Japan’s way to a hydrogen-based economy is divided into three stages. The first has already been set in motion and is planned to last until the end of this decade. The aim of this stage is to expand the range of fuel cell applications to realize energy savings and secure a position on the global market. The 2020s, on the other hand, are to see the buildup of a supply infrastructure based on imported hydrogen, mainly from renewable production. A prominent example is hydrogen generated by solar installations in Australia and elsewhere. The principal objective is supply security.

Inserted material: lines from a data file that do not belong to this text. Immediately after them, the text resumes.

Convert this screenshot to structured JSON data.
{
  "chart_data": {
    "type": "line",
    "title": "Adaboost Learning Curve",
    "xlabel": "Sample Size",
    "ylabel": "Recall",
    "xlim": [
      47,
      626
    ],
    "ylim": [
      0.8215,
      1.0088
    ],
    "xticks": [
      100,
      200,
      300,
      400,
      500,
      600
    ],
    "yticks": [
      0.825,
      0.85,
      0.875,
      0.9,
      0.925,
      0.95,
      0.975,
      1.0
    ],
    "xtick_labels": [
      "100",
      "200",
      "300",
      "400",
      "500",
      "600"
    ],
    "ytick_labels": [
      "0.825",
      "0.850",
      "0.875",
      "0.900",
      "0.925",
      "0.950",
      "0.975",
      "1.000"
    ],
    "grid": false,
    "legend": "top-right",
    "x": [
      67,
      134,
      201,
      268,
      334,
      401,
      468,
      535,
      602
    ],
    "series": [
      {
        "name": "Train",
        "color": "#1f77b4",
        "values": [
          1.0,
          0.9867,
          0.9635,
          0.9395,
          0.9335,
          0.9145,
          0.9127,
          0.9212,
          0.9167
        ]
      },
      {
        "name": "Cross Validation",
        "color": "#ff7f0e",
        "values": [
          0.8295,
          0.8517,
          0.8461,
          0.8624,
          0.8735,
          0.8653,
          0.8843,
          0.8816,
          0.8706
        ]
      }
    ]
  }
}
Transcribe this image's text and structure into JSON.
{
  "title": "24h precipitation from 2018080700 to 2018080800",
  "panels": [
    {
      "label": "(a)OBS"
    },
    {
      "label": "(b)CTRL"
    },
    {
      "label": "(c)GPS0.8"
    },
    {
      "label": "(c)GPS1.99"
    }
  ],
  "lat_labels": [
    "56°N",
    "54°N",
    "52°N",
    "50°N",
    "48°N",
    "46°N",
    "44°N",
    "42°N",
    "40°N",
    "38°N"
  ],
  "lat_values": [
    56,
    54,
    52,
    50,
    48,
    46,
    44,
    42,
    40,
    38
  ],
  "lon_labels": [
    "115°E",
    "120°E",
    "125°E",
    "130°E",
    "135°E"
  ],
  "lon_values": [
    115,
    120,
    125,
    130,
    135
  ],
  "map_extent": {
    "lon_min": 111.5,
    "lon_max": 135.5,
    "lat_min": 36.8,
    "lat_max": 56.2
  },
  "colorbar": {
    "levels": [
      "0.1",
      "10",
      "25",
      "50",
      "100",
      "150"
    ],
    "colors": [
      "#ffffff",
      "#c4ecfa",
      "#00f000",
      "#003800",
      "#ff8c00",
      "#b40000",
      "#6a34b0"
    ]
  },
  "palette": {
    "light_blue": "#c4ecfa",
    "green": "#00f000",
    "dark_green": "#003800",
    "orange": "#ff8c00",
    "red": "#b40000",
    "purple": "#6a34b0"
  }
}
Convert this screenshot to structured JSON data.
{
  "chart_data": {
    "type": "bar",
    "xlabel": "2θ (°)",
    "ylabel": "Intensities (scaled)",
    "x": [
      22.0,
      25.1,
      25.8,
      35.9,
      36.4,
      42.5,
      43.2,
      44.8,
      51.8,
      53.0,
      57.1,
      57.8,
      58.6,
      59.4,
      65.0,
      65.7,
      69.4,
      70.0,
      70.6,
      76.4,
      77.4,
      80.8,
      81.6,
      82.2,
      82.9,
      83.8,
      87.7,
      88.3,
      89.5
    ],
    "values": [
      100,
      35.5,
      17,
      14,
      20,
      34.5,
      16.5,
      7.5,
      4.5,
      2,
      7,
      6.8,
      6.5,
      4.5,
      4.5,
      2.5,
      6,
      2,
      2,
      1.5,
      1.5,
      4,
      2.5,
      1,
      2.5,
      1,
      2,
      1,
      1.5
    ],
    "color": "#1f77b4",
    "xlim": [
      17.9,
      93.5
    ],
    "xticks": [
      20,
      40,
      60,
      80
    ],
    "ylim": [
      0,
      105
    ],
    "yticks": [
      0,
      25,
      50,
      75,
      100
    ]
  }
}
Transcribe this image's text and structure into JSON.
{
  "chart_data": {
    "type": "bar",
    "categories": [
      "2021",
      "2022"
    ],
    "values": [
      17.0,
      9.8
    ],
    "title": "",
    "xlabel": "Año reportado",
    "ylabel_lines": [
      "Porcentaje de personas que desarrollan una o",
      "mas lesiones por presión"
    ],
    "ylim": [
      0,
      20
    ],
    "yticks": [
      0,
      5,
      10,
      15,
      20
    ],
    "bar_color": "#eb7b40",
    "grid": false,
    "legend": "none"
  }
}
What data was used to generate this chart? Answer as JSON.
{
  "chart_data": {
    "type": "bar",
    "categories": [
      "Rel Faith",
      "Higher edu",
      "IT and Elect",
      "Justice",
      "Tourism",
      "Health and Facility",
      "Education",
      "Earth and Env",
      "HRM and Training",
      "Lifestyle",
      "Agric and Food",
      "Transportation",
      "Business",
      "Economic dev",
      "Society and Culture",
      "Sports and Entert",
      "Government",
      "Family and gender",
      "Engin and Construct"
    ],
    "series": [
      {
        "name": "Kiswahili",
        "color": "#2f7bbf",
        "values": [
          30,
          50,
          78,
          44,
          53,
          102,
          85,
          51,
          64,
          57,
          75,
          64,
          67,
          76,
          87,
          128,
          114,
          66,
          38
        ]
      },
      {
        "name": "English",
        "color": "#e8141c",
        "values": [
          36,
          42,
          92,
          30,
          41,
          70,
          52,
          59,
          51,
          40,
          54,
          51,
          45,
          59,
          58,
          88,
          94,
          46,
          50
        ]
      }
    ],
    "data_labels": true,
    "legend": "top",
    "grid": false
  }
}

How a solar power tower works
Solar alternatives to water electrolysis are closely associated with the use of concentrating technologies, especially power towers. The solar thermochemical system, or its later industrial version, will include an array of mirrors focusing the sun’s rays onto what is called a receiver at the top of the tower. The high temperatures reached at the focal point will then be used to convert energy into heat. Solar power towers have already been available on the market and are in operation in many sun-rich countries, where they generate heat and, subsequently, electricity.
These towers also make it possible to meet the heat requirements of energy-intensive chemical processes, for example, when splitting water into oxygen and hydrogen. During the first step in the thermochemical cycle, the sun heats a metal oxide in a reactor on the tower to around 1,400 °C. Consequently, oxygen is removed from the substance, a chemical process known as reduction.